Member states on Friday legally bound the EU to use 20 percent renewable energy and cut CO2 emissions by 20 percent by 2020 in the hope the US and China will follow, but nobody knows how Europe will make the new "industrial revolution" into reality or who will pay for it, with years of complex negotiations ahead.

"I'm getting the feeling that not only in the US but in the industrialising countries as well, there's growing sensitivity when it comes to realising the importance of these issues," German chancellor and EU president Angela Merkel said. "The member states have said 'Yes. We want to go down this road.' We are proud to hoist our colours to the mast [on climate change]."

"At the G8 meeting in June we can say to the world 'Europe is taking the lead. You should join us'," European Commission president Jose Manuel Barroso said. "This was in my opinion the most significant summit in which I've participated...it was a great moment," he added, talking about the renewables decision in historical terms of making changes "for generations to come."

The EU agreement comes after the UN in a major report last month crowned a decade of research saying human activity is causing potentially catastrophic changes in world temperatures, with the commission predicting that a 5 degree Celsius rise by 2100 could see 40,000 deaths a year in Europe from floods and hurricanes and severe drought in Mediterranean states. EU haggling went on until the last minute on Friday, with Austria resisting then accepting French proposals that nuclear should be on a political par wind or solar power and should somehow count toward meeting renewables and CO2 goals.

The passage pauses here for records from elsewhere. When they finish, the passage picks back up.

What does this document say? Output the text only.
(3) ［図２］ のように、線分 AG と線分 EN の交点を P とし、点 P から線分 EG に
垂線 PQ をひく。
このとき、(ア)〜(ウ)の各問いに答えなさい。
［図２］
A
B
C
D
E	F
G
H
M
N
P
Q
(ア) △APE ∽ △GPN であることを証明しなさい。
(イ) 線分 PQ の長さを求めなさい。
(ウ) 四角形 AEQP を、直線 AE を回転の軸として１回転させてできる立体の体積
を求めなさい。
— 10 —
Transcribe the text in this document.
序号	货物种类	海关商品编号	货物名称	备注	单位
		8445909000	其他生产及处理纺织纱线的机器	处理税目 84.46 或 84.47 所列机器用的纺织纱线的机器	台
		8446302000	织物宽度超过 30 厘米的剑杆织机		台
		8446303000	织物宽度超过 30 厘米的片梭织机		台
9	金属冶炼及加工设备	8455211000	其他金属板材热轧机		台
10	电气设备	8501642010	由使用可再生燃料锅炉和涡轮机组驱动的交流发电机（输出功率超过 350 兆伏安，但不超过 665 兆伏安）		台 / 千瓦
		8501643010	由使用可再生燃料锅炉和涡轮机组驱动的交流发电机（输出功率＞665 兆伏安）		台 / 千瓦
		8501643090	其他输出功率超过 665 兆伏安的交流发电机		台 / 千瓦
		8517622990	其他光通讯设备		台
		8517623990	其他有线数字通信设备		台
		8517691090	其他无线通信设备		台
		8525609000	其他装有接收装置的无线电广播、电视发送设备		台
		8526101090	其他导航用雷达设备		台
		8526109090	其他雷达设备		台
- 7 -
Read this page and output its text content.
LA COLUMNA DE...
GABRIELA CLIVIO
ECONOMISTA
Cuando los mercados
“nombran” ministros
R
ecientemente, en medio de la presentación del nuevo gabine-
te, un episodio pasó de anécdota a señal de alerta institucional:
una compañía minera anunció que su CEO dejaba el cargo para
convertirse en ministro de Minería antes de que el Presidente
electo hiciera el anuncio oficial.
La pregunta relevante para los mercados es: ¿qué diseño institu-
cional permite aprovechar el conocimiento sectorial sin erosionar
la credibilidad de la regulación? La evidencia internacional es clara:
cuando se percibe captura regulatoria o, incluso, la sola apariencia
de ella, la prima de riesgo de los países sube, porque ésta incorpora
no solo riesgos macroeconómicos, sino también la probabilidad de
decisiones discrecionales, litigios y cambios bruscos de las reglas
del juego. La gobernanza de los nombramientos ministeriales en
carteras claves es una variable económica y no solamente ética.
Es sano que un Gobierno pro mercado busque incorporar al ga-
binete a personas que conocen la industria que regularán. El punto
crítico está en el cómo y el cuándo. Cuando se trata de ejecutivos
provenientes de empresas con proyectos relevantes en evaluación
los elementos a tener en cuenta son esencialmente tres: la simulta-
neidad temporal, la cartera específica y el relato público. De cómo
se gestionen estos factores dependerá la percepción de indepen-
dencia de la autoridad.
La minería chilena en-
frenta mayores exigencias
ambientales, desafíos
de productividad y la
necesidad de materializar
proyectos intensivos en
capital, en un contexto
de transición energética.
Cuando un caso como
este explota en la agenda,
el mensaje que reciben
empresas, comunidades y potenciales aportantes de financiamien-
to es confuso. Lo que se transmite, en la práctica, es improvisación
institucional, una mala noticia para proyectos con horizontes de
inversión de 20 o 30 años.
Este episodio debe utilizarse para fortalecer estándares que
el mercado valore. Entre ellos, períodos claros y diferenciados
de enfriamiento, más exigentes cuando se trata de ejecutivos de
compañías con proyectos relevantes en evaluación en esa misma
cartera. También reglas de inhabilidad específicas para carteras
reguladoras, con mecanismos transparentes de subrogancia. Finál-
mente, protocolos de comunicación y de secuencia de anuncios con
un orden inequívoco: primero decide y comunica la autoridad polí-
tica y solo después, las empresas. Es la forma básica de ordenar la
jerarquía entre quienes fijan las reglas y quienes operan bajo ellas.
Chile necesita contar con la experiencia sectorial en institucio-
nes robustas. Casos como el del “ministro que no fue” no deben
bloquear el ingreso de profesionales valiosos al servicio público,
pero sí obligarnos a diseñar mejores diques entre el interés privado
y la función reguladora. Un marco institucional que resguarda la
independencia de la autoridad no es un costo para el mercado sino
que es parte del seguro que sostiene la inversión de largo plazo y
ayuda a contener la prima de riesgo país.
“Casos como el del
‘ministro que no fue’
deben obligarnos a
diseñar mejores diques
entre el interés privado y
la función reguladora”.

"I insisted on placing renewable energy in a larger framework of low-carbon energy," French president Jacques Chirac said at his last EU summit, adding this category includes "nuclear energy."

The crux of the renewables deal lies in letting each member state make a different contribution to the 20 percent target based on how technologically advanced it is already, with Polish experts for example imagining Poland might throw a 10 percent national target into the pot while Denmark might contribute 30 percent.

Work on national targets will start with a commission proposal for a settlement mechanism in autumn, but Ms Merkel acknowledged the risk each EU state will seek special concessions, such as renewable-advanced or nuclear states saying they can do no more. "Each member state sees itself as a special case, so in a sense everybody's equal," she said.